Impaired glucose tolerance due to maternal and post-weaning high-fat diet was significantly improved by only 8 days of NMN treatment in mice.
In offspring of obese mouse mothers, liver lipid accumulation was reduced due to NMN treatment in regular and high-fat diet-fed offspring.
The benefits of NMN appear to have been partly mediated by the modulation of genes with roles in fat transport and metabolism in the liver.
NMN could be a therapeutic approach for treating metabolic disease due to maternal and post-weaning over-nutrition, even in late adulthood.
Extensive evidence links increased maternal obesity to adverse offspring metabolic and cardiovascular outcomes, with increased risk for obesity and metabolic disease like non-alcoholic fatty liver disease. To treat such metabolic impairments, there has been recent interest in using boosting agents like Nicotinamide Mononucleotide (NMN) for the vital molecule nicotinamide adenine dinucleotide (NAD+). Previous research shows that, in female offspring of obese mouse mothers, NMN injection improved metabolism and reduced fat accumulation. However, no studies to date have specifically examined the effects of NMN on metabolism in male offspring from obese mouse mothers.
Uddin and colleagues published an article in the journal Cells showing that only three weeks of NMN administration was able to reduce fat mass, liver and plasma levels of a type of fat called triglyceride, and to improve glucose tolerance in mice with severe metabolic impacts due to the combination of maternal obesity and chronic high fat diet consumption. The research team based out of The University of New South Wales in Sydney, Australia, showed that the benefits of NMN appear to have been partly mediated by the modulation of genes with roles in fat transport and metabolism in the liver. “These data support the use of NMN as a potential method to combat the intergenerational consequences of the obesity epidemic,” said the authors.
Parental obesity is considered a key contributor to the risk of being overweight or obese in early life. Also, it has been reported that early life developmental issues strongly associate with the prevalence of obesity and related metabolic disorders later in life. Furthermore, these impacts are known to be exacerbated by post-weaning high-fat diet consumption. While these long-term impacts of maternal obesity and chronic post-weaning high-fat diets for offspring underline the crucial need for intervention, the appropriate intervention for an individual will likely depend on many variables such as gender, age, and severity of disease features.
Recently, it was shown that long term administration of NMN in drinking water successfully reversion age-associated body weight gain and improved energy metabolism, and insulin sensitivity. Also, research has shown that only 18 days of NMN injection improved glucose tolerance, reduced fat accumulation, and increased gene activity levels responsible for the metabolism of fat in female offspring of obese mothers.
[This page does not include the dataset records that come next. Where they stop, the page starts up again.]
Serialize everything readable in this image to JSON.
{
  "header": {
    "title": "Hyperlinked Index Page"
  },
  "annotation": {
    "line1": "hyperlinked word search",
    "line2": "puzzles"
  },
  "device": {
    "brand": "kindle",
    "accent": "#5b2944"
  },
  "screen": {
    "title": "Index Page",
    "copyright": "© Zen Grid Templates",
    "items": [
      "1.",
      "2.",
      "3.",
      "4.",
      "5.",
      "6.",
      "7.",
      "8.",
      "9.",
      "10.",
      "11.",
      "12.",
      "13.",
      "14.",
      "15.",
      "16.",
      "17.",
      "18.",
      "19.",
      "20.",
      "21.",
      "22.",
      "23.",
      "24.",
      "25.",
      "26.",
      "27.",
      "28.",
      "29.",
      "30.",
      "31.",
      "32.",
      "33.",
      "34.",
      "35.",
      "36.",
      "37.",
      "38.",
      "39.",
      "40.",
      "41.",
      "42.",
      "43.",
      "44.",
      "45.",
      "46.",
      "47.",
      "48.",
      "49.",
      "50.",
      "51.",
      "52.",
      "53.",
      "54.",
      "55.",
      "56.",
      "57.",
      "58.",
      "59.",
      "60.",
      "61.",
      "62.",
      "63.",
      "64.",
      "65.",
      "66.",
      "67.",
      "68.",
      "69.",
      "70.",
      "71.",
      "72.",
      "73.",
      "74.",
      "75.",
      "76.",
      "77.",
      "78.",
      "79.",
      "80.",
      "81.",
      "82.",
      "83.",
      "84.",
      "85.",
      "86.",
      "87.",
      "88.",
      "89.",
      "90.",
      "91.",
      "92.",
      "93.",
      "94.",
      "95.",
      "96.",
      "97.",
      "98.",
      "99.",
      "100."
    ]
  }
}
However, no studies to date have examined the effects of NMN in obese male offspring. Investigating both male and female offspring is important due to the differences that have been reported in both human and rodent studies on the scale of changes in growth and adiposity of offspring. After observing improvements in metabolic performance in female offspring, Uddin and colleagues were interested in investigating whether short term NMN administration has any effect on male offspring even after long-term post-weaning exposure to a high-fat diet that caused extreme obesity.
So, the Australian research team examined whether, under these more chronic conditions, short-term NMN (500 mg/kg body weight) administration could exert beneficial effects in male offspring consuming a high-fat diet. In this study, mice exposed to both maternal obesity and chronic post-weaning high fat diet were twice as heavy as mice fed normal diets. The male offspring of obese mothers were significantly heavier than those from lean mothers regardless of their post-weaning diet, indicating their having an obese mother facilitated weight increase.
Also, significant maternal diet effects were observed in the liver, quadriceps muscle, and retroperitoneal fat. Uddin and colleagues found that three weeks of NMN administration was able to reduce fat mass. Also, NMN mitigated high liver and plasma levels of fat compounds called triglycerides that lead to cardiovascular complications in mice with severe metabolic impacts due to the combination of maternal obesity and chronic high fat diet consumption.
The researchers also examined the effects of short term NMN treatment (eight days). The effect of NMN on glucose intolerance, an indicator of prediabetes where the body doesn’t dispose of blood sugars, appeared to vary with the maternal dietary status. In the offspring of obese mothers, the increased glucose intolerance in mice consuming a high-fat diet post-weaning was significantly improved in the group receiving NMN injection. On the other hand, in offspring of obese mothers who consumed chow post-weaning, there was a significant increase in blood glucose concentrations, albeit briefly, in the mice receiving NMN, indicative of glucose intolerance. Overall, it appears that NMN was beneficial in those that were most metabolically compromised.
“Overall, our data clearly highlight the negative effects of maternal and long term post-weaning high-fat diet on male offspring, and point to beneficial metabolic outcomes induced by a short period of NMN administration,” said the authors. “Our data invite further work on the potential for mitochondrial activators as later-life interventions in conditions of maternal obesity and related complications such as diabetes and fatty liver disease.